« Run », épopée hallucinée

RunRun de Philippe Lacôte. Avec Abdoul Karim Konaté, Isaach de Bankolé, Reine Sali Coulibaly, Alexandre Desane, Adelaïde Ouattara. 1h42. Sortie le 17 décembre.

Il marche. Il vise. Il énonce une phrase sibylline où il est question d’un éléphant, il tire. Il court.

Il s’appelle comme ça: Run. Il vient de tuer le premier ministre de Côte d’Ivoire.

C’est le début du film, mais presque la fin de l’histoire. Quelle histoire ? Celle du garçon de la campagne venu dans la grande ville avec ce surnom. Celle de ce pays vaste et complexe, qu’une guerre civile a ravagé. Run n’est pas un personnage, c’est un héro, au sens de l’épopée. Et c’est bien ainsi que le filme Philippe Lacôte, que l’incarne l’impressionnant Abdoul Karim Konaté. Run, le film, n’est pas non plus un récit ni une chronique : c’est une traversée hallucinée dans la réalité et l’imaginaire d’un pays travaillé par des forces archaïques et des tensions très modernes. Très vite le premier long métrage du réalisateur ivoirien ouvre grandes les portes d’une circulation entre passé et présent, réalité et surnaturel, description et incantation.

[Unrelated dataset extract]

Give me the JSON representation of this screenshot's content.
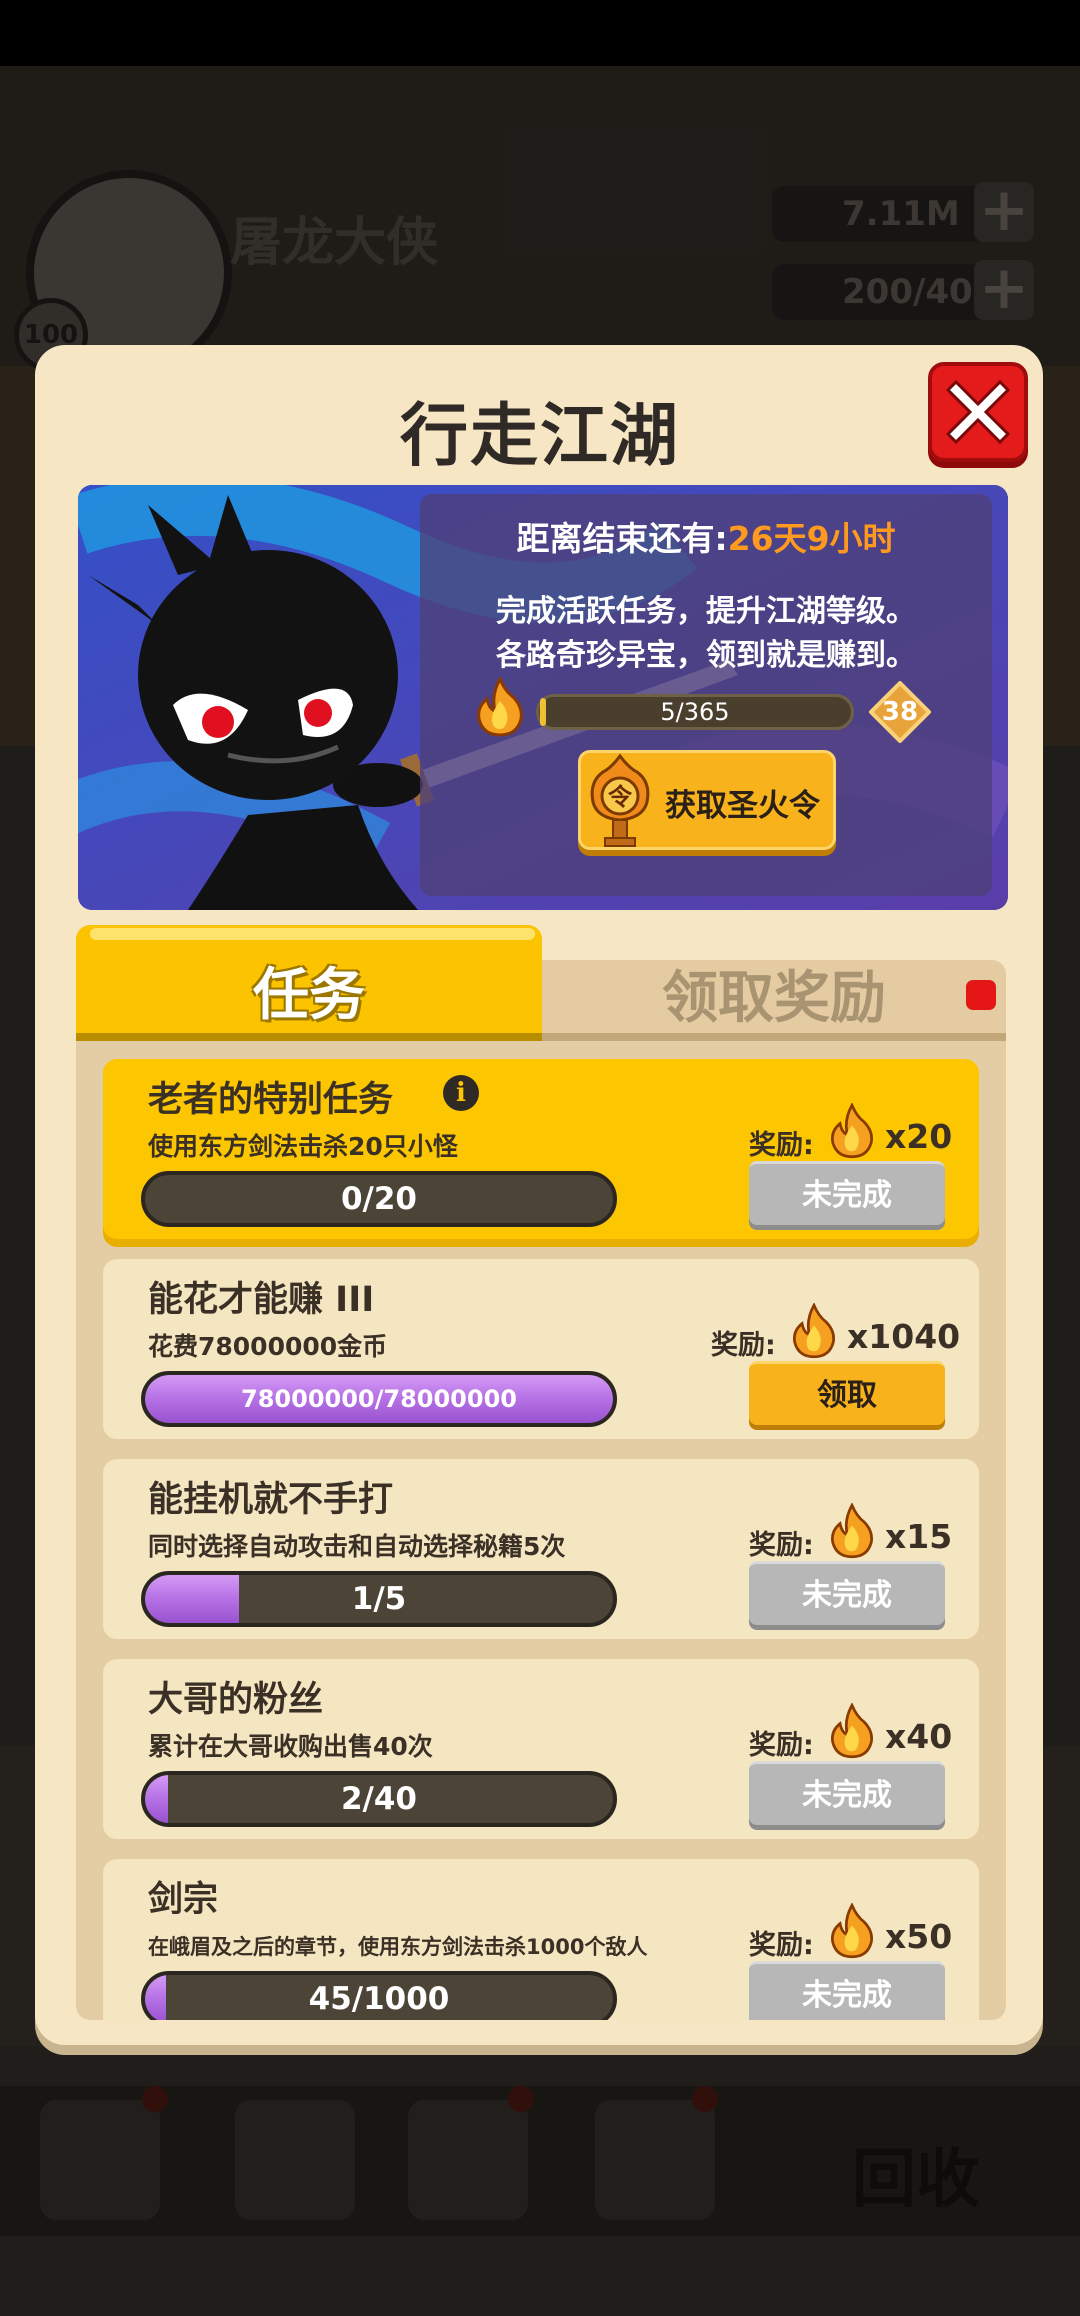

Run aura plusieurs vies, sans les avoir choisies. Comme dans les romans picaresques il est balloté au fil de rencontres qui décident de son sort, jusqu’à ce qu’à nouveau, il se mette à courir. Membre novice d’une société secrète, assistant d’une ogresse rieuse, petite frappe membre des Jeunes Patriotes (la milice de l’ex-président Gbagbo), nouveau riche arrogant, combattant révolutionnaire, il passe sans le vouloir d’une situation à une autre, et c’est tout un paysage, à la fois mental, politique et très concret qui devient sensible.

Lacôte filme remarquablement les corps et les visages, et tout aussi attentivement les paysages. Dans la forêt tropicale comme dans la luxuriance de la ville, la présence des lieux, à l’occasion aussi des rituels et des chansons, engendre une matière très riche, très physique, qui confère à pratiquement chaque séquence une puissance singulière. Cette force est aussi ce qui fait que la construction non linéaire du film rend plus apte à percevoir, de manière intuitive, une réalité compliquée, et dont il est exclu de prétendre donner toutes les clés.

Créatif, sensuel, étrange, Run est donc également une manière de prendre en charge une actualité toujours à vif. Jailli sans crier gare (il a été montré à Cannes sans attirer grande attention), c’est, ou plutôt ce devrait être une manière d’événement. Il y a quelque chose de scandaleux dans la quasi-indifférence qui accompagne sa sortie, noyée dans la déferlante de films qui s’embouteillent plus que jamais en cette fin d’année.

Sans compter que la large reconnaissance, ô combien méritée, de Timbuktu une semaine plus tôt vient encore aggraver ce peu d’attention – personne ne le dira comme ça, mais on voit bien que un film africain ça va, deux de suite faudrait quand même pas exagérer…  Au milieu de difficultés immenses, il émerge pourtant de nouveaux signes prometteurs du cinéma africain (et il n’est pas indifférent que Lacôte soit aussi le producteur d’un autre film remarquable, Le Djassa a pris feu de Lonesome Solo).  Run en offre un signal particulièrement clair, qui appelle une et même des suites.

 

9 réflexions au sujet de « « Run », épopée hallucinée »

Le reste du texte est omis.